The experience has left her with PTSD and other health problems, she says.
But Hunter doesn’t regret the occupation.
“It was the first time in my 48 years I saw my fellow Labradorians fighting oppression [together], so I don’t regret it one bit,” she told APTN News Thursday.
“I was a great moment. I was proud to be a part of it. I’m glad my son also witnessed it; I’m glad he was a part of it too,” she said.
Hunter’s 25-year-old son, Scott Dicker, also had his criminal charges dropped.
“For the last two and a half years, it wasn’t easy,” said Hunter. “But I guess doing the right thing, what you feel is right, isn’t easy anyway.”
At least six other land protectors, including Inuk Tony Wolfrey of Rigolet, Nunatsiavut, still face criminal charges.
The father and grandfather was one of eight individuals arrested on Oct. 17, 2016, several days before the occupation, for participating in a blockade of the project site’s main entrance.
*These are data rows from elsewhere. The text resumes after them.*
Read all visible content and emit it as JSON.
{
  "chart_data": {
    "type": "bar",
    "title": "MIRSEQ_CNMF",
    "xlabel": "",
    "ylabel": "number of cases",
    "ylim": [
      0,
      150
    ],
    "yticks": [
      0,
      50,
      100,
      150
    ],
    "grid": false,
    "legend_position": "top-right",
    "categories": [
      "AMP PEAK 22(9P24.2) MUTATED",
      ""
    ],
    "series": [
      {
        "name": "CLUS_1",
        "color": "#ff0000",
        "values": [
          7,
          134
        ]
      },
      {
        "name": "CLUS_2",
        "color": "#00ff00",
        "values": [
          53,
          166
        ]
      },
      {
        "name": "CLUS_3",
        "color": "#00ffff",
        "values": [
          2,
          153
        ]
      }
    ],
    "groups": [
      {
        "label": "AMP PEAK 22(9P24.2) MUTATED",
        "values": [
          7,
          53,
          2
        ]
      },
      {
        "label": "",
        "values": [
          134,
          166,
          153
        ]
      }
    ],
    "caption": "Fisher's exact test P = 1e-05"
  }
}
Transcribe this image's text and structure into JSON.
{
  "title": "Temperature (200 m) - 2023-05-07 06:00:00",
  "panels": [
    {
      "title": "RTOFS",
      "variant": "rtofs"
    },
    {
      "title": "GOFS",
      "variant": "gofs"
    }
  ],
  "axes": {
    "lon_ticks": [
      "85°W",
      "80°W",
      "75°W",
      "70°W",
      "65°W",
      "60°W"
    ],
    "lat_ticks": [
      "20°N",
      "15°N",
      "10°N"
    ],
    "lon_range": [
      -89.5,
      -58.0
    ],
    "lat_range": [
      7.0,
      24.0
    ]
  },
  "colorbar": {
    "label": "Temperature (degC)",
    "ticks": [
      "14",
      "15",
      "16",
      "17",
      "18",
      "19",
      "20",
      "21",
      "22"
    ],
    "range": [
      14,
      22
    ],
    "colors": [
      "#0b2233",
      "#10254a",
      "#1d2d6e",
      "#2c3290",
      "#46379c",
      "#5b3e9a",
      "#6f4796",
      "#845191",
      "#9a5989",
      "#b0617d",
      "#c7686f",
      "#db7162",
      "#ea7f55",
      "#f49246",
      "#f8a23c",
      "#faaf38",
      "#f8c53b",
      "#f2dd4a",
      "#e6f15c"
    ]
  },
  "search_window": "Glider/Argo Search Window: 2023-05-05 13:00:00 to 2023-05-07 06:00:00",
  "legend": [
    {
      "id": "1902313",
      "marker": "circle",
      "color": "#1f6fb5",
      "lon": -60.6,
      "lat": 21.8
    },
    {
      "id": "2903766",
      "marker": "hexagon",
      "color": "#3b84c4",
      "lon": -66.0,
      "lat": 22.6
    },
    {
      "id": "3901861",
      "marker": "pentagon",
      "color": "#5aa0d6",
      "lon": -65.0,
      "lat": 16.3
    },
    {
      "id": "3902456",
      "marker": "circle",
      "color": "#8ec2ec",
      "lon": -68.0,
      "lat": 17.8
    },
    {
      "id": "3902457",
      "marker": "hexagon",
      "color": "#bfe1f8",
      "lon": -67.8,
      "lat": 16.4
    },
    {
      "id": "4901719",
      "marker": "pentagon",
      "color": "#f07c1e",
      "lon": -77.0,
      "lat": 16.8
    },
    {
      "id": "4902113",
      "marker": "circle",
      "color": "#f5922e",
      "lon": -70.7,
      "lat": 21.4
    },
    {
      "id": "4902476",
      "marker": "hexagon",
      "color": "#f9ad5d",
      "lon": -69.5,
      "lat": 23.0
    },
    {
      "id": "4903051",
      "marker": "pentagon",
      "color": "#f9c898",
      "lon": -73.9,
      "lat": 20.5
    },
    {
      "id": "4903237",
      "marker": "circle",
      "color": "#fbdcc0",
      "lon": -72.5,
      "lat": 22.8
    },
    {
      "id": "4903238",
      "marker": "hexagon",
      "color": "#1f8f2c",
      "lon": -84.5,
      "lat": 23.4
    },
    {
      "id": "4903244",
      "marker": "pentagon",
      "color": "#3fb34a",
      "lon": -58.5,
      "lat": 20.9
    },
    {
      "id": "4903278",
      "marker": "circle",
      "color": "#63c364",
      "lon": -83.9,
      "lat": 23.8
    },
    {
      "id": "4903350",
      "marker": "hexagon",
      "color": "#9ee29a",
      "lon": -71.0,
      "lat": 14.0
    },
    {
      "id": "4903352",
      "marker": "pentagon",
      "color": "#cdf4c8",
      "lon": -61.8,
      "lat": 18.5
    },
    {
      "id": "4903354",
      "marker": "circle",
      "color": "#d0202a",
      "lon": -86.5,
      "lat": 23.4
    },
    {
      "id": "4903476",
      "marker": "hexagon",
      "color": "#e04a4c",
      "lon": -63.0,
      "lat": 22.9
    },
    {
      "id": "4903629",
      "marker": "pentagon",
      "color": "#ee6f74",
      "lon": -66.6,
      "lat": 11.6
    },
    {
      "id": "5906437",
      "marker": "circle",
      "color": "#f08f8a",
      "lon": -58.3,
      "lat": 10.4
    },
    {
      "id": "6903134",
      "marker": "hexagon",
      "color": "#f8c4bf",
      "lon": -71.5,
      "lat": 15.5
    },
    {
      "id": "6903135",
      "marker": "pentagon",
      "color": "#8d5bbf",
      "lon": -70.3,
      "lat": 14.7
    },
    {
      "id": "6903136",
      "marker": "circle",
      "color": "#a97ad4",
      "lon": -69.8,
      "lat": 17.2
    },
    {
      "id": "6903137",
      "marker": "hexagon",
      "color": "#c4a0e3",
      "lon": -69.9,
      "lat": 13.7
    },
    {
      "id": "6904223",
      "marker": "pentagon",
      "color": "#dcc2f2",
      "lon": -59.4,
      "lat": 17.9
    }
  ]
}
Wolfrey’s daughter, Emily, who is now 27, was violently arrested by RCMP officers moments after her father.
She had been standing in what police called a “safe zone” during the blockade in the pre-dawn hours of Oct. 17.
Despite obeying the police orders to stay away from the project site entrance, after yelling in distress over her father’s arrest Emily was handcuffed, arrested and charged.
She filed a complaint with the RCMP over the arresting officer’s conduct, but that investigation found no wrongdoing on the federal police force’s part.
“If I knew that she would be getting arrested, I wouldn’t have bothered,” Tony said of his role in the blockade.
“You should have seen the bruises on her,” he added, referring to Emily’s arrest.
Dozens of land protectors, including Innu, Inuit and settler Labradorians, occupied the Muskrat Falls site in 2016. Some still face criminal and civil charges. Photo courtesy TheIndependent.ca.
Tony says he and Emily should not be facing criminal charges and have pleaded not-guilty.
He says they will appear in provincial court again next month.
“We had to bring attention to what happened, and is still happening, because they still never clearcut [the reservoir],” Tony added. “The only way to get attention was to get arrested, I think, and for people to see what was going on.”
During the occupation provincial and Indigenous leaders agreed to create an Independent Expert Advisory Committee to study the methylmercury issue and make recommendations for mitigation.
The committee filed its report to the government in April 2018 and recommended that more vegetation be cleared from the dam’s reservoir prior to the final stages of flooding.
More than a year later, and despite pleas from Indigenous leaders and grassroots people in Labrador, the government still has not ordered Nalcor Energy, its own Crown energy corporation, to clear the reservoir.
Nalcor has said the final stages of reservoir flooding will take place this summer.